I don’t want this blog post to labor beyond the top line points and so I’ll save the details for the whitepaper that will come later, including full performance monitor traces. I will keep the summary results to the two core interest areas – how dynamic memory affected density and whether response was affected. If you are at TechEd Europe, I will be presenting on VDI and will be sharing quite a bit of detail in the below results. The session code for that is VIR305 and is scheduled for the 11th November at 9am.
With all tests based on installed memory of 96GB, we wanted to ensure there was sufficient spare capacity to allow for bursts in memory usage. We chose to stay around the Dell RA spare capacity of around 10GB, to keep that as a consistent of the baseline measurement of Hyper-V R2 RTM. That meant we needed to stay around an 87GB maximum allocation.
Previously in that reference architecture, Dell achieved 85 VMs, with each Windows 7 VM configured with 1GB RAM, the recommended minimum for Windows 7.
However because we are now using Dynamic Memory we can change the VM start-up to 512MB of RAM and allow dynamic memory to allocate as necessary. This change is already documented on TechNet and will be supported at release.
By allowing Dynamic Memory to take control of memory allocation, this total load on the single server test up to 120VMs with a 40% increase in density. Each VM averaged around 700MB RAM running the LoginVSI workload and these results were consistently confirmed on the Dell blade testing also. When we scaled this out on the complete Dell RA, we took a reference architecture that previously ran on 12 blades, down to 8, with an easily calculable corresponding drop in cost per user/VM.
There’s no point in scaling up significantly, if the hypervisor and hardware can’t sustain the resultant IO pressure that is added by 40% more VMs. On the below HP DL 380 response chart produced by LoginVSI, we comfortably achieved 120 VMs, without any processor issues. This result is heavily dependent on the SAN infrastructure to sustain the required IOPS, and in this instance we also never saw an excessive disk queue length that would indicate an inability to keep up with load. In this test we also never hit VSIMax, which is an indicator of maximum server capacity.
Figure 2: LoginVSI test chart –HP DL 380 G5 reference test
This test result was reproduced with the Dell M610 blades and improved with Citrix XenDesktop as we scaled out the solution using Provisioning Services.
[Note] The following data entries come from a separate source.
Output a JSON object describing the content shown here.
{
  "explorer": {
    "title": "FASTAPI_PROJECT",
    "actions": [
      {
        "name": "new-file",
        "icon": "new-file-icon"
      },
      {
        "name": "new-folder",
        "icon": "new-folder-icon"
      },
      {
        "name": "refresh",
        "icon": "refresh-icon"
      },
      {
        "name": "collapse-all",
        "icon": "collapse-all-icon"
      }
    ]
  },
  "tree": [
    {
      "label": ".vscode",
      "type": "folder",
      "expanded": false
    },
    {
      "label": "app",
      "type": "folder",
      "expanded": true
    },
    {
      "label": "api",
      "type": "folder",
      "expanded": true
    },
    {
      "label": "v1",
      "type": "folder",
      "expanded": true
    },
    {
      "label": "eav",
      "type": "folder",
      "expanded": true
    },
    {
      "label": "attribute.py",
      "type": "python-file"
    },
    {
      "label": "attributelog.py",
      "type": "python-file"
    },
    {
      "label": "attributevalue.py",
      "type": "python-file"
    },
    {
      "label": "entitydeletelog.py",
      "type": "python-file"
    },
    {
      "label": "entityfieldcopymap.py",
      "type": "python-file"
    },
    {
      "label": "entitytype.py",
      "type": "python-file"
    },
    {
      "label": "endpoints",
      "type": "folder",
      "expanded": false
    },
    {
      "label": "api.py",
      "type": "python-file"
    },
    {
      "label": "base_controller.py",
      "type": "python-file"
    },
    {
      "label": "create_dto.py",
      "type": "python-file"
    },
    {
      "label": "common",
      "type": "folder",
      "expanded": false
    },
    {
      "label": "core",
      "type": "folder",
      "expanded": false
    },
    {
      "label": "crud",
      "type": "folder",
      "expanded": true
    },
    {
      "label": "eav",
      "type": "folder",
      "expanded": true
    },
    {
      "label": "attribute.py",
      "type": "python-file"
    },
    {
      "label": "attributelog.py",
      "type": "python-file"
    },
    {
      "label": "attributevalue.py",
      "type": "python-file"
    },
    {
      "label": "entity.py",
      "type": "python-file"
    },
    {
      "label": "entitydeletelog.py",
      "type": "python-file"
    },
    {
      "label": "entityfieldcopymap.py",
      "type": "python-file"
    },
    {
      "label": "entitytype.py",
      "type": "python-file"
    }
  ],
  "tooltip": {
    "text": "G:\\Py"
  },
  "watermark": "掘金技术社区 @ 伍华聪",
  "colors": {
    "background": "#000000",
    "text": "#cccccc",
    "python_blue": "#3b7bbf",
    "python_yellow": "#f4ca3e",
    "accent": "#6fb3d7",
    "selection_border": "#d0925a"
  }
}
Dynamic Memory can add significant density to all workloads. While today we have shown you how VDI benefits significantly from Dynamic Memory, shortly you will see case studies from us that show in various workloads customers can expect to see between 25% to 50% increases in density in production deployments. For further information on Dynamic Memory, Jeff Woolsey has made some great comments on this already, and just how much better its architecture is in comparison to the competition.
Watch out for the whitepaper which we will also announce via this blog in the near future.